Foreign News: Swank
(3 of 4)
Having survived the Earl of Cottenham's cuff, the Phantom III carried him "stealing quietly uphill. . . . I found myself incoherently delighted like a child. . . . Attempting to avoid nothing, in fact, choosing if anything, the worst pieces of surface, I sailed down the middle of Bishop's Avenue hating the whole performance like poison, for I loathe so to treat a car . . . potholes a foot deep are everywhere. . . . Cars with orthodox springing, even of the best kind, shake the teeth in one's head as they pass over Bishop's Avenue. . . . Ghastly thuds sounded beneath the car as the road wheels rose and fell, but the classic shape of the well-known radiator in front of me scarcely pitched. And watching my rear passengers in the driving mirror, I never once saw them leave their seats; they were merely lifted smoothly up and down, and not much at that.
". . . It is almost certainly the easiest car in the world to handle. A tiny 5 ft. woman would find it far more amenable on a greasy road than any other car I know. Only once or twice, as we drew close to the Watford-Barnet fork, did I drop to third gear, unable to resist the feel of the claws of speed so gently, modestly garbed in their silken sheaths."

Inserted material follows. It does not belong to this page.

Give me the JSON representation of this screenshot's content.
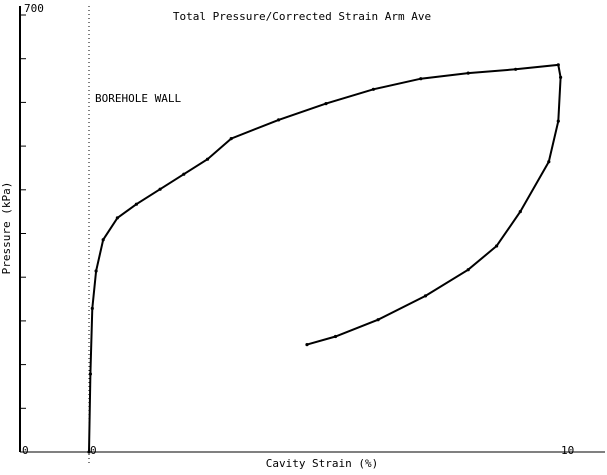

Finally, according to Lord Cottenham. ''with the relentless surge of a hurricane, the big car went. It neither leapt, shot, howled nor roared, as other cars are not inaccurately described as doing according to their kind. It just moved forward very fast indeed. At about 50, I changed to third. At about 70, I changed to top. . . . Thereafter, I did 93. . . . These are speedometer speeds, but the speedometer is one that satisfies Messrs. Rolls-Royce. . . . Farther on . . . I spoke a word of warning to my passengers and did a quick pull-up from 80 with both hands off the wheel. I was ready to grab and hold her, but the car stopped in a dead straight line as though snatched by a vast magnet. . . .
"An almost inaudible whine, fainter than a mosquito, rose to my ears from the back axle. Only harsh critics would have heard it.
"'Presumably that's another detail for attention,' I remarked as I lit my pipe.
" 'Yes,' replied the Colonel. 'It will not occur in the finished products.'
"I knew he did not exaggerate in the least. . . .
"What I have written is simply the proud tribute of a keen driver to a magnificent machine made by some of his fellow-countrymen. . . . Once again Britain's best remains the World's best."*
Other foreign cars on sale in Manhattan last week were British:
The Lagonda at $6,750, the A. C. or "Acedes" at $3,475 and the S. S. or &"Standard Swallow" at $2,860 are high-performance 6-cylinder sport and semi-sport cars.
The M. G., which is never called anything but an "M. G.,"† is the supreme British bantam sport car and some of the firm's business is in supplying custom-made chassis to road-racing Britons who like to zip and roar. A minuscule M. G. has recently done 140 m.p.h. under test conditions in Germany. Those offered in Manhattan are a super-doodlebug at $1,435, promised to do 83 m.p.h., and a species of semi-sport sedan at $2,550 brought out this year in England for the first time by M. G.